Le recteur de la Mosquée de Paris a mis fin à la crise du CFCM. Président du Conseil Français du culte musulman, M. Dalil Boubakeur a levé sa menace de boycotter les prochaines élections du Conseil. Mais avant que cette sagesse ne soit rendue publique et que le CFCM affiche l’image d’unité attendue, les Musulmans français ont célébré la fin du ramadan dans la confusion la plus totale. Certains ont fêté l’Aïd le samedi, comme en Arabie Saoudite. D’autres ont attendu dimanche comme le CFCM l’a annoncé, mais assez tardivement. Le Cheikh Khalil Merroun, recteur de la mosquée d’Evry, n’a voulu fâcher personne : il a ouvert la mosquée le samedi pour les uns. Il l’a ouverte le dimanche pour les autres. Nous avons voulu comprendre.
Saphirnet.info : Votre mosquée a célébré l’Aïd le samedi, puis vous l’avez célébré dimanche aussi. Comment justifiez-vous ce choix assez inhabituel ?
Khalil Merroun : Je ne suis pas un déserteur. J’ai ouvert la mosquée le samedi pour ceux qui voulaient célébrer l’Aïd. Et j’ai fait le plein. Il y avait près de 8 000 personnes. Dans la grande salle, dans les couloirs, dans les cours. Tous les espaces de la mosquée étaient occupés par les fidèles. Imaginez un seul instant que je ne les aie pas accueillis. Vous m’imaginez fermer la porte de la mosquée au nez de 8000 Musulmans qui sont partis de chez eux pour venir prier ? Même pour la Zakat el fitr (une aumône rituelle donnée avant la prière de l’Aïd, ndr), nous avons recueilli 13 000 € ce qui n’est pas loin des 15 000 € habituels. Ce n’est pas une question d’argent. Mais ce montant est un indice assez révélateur. Aujourd’hui (dimanche, ndr) nous avons accueilli environ 3000 personnes.
N’est ce pas pour suivre l’Arabie Saoudite que vous avez voulu fêter l’Aïd le samedi ?

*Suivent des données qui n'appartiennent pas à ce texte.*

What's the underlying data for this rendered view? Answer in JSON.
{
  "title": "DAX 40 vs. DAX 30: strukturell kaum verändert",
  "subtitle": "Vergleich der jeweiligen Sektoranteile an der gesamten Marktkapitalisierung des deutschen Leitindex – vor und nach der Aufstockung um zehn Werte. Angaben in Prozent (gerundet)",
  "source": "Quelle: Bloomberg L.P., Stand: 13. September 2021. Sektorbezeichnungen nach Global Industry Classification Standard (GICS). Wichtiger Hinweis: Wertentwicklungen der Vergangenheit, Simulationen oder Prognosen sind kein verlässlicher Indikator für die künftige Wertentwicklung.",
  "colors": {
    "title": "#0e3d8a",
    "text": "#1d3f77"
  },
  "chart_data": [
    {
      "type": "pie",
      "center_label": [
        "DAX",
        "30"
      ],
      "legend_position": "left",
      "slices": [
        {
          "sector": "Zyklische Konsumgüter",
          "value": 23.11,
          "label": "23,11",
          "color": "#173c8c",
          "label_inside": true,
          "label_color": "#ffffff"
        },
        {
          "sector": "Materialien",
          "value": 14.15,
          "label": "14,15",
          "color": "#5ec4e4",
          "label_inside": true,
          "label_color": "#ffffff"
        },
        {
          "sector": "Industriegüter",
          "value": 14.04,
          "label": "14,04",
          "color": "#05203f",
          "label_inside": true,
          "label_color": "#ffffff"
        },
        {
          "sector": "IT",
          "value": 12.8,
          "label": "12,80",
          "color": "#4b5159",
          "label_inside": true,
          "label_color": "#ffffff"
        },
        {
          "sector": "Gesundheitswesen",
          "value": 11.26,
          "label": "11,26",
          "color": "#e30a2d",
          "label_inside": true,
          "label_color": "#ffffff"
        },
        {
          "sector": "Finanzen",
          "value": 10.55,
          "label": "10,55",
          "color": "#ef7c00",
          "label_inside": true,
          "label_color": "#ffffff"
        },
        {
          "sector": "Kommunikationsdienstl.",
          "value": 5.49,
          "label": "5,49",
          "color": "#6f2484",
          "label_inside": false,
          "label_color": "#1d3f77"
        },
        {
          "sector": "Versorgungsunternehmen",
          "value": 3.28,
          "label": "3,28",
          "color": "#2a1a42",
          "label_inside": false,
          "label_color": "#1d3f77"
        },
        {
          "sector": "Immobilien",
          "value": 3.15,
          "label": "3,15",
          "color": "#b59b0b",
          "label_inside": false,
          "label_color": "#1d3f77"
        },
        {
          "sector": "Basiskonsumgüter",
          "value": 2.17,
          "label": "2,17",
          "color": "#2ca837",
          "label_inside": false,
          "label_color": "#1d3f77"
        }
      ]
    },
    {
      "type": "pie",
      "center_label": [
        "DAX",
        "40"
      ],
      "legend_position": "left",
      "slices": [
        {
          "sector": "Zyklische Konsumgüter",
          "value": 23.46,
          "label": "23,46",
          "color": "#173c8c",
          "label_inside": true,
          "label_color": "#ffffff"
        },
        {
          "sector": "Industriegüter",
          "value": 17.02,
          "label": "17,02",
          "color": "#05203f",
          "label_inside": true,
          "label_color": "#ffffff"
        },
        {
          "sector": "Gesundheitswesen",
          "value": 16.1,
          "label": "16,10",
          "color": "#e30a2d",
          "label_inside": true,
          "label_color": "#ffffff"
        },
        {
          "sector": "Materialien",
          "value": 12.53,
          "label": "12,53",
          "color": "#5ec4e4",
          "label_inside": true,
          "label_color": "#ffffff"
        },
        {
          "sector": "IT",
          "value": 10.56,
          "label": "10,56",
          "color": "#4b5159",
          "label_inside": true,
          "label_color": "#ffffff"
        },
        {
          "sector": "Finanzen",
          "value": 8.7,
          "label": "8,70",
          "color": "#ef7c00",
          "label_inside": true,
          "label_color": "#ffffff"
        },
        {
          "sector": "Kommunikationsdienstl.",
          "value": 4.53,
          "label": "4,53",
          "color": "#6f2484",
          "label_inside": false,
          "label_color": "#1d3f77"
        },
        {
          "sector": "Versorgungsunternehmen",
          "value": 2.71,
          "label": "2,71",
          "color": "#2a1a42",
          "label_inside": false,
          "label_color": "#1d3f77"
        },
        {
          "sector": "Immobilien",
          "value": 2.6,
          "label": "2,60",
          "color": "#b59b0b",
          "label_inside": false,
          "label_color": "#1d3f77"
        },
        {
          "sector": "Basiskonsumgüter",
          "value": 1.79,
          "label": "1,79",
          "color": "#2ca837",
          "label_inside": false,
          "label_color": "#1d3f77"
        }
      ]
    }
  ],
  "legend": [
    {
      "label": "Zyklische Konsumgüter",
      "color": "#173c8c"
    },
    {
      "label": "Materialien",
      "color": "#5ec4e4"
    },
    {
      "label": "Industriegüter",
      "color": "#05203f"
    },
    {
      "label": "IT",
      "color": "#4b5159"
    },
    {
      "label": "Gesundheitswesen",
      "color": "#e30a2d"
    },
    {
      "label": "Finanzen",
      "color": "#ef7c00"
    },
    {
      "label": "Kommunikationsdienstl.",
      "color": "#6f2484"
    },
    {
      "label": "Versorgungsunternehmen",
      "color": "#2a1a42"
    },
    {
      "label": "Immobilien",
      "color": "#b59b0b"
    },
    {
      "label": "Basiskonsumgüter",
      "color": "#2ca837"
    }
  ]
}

Pas du tout. Il est vrai que l’Arabie Saoudite a fêté hier. Mais s’il n’y avait que les Saoudiens qui avaient fêté l’Aïd le samedi, je ne l’aurais pas fait. Mais il y a beaucoup d’autres pays comme le Qatar, la Palestine et bien d’autres encore… Pour prendre ma décision j’ai consulté des savants dont certains sont responsables de très prestigieuses mosquées au Maroc. J’ai désigné un imam pour le samedi et un autre pour le dimanche.
Mais ici en France, le Conseil français du culte musulmans dont vous êtes membre a fixé le jour de l’Aïd aujourd’hui dimanche.
Autrefois, bien avant le CFCM, nous nous réunissions entre imams, à la Mosquée de Paris, pour déterminer le début et la fin du Ramadan ensemble. Mais aujourd’hui, ce n’est pas le cas, Dalil Boubakeur est venu et c’est lui qui décide tout maintenant. Il veut le faire tout seul. Il a encore beaucoup de choses à apprendre, y compris dans le domaine de la religion. Si cette décision du CFCM avait été concertée, elle aurait eu plus de mérite. Encore une fois, dans la situation actuelle, c’est M. Boubakeur qui veut tout décider tout seul…
Pourtant les CRCM se sont réunis jeudi 11 novembre à Paris. C’est dire qu’il y a des voies de discussion possibles. Seriez-vous pour la dislocation du CFCM ?
J’étais à la réunion de jeudi à Paris. J’étais en voyage mais je suis rentré spécialement, la veille de la réunion, pour y participer et j’ai exprimé clairement ce que j’avais sur le cœur. Mais vous savez bien que je suis favorable au CFCM. Actuellement ce sont les CRCM qui sont une réalité. Ceux qui y siègent ont été élus démocratiquement. C’est de cela qu’ils tiennent leur légitimité. Il faut donner la même légitimité au CFCM. M. Boubakeur a pris des engagements à Nainville-les-Roches. Il faut qu’il les respecte. La noblesse passe par le respect des engagements.
Pour l’heure, il y a des risques que la Mosquée de Paris de M. Boubakeur sorte unilatéralement du CFCM. Est-ce un schéma qui vous convient ?
Non. Parce que la Mosquée de Paris est très importante pour nous tous. C’est le premier lieu qui symbolise notre religion ici. Et cette mosquée a été construite pour le sang de nos aînés qui a été versé. Tout cela en fait un symbole qui est très important pour nous. Mais je fais une différence entre les personnes et les institutions. Moi je fais la différence entre les hommes et les murs.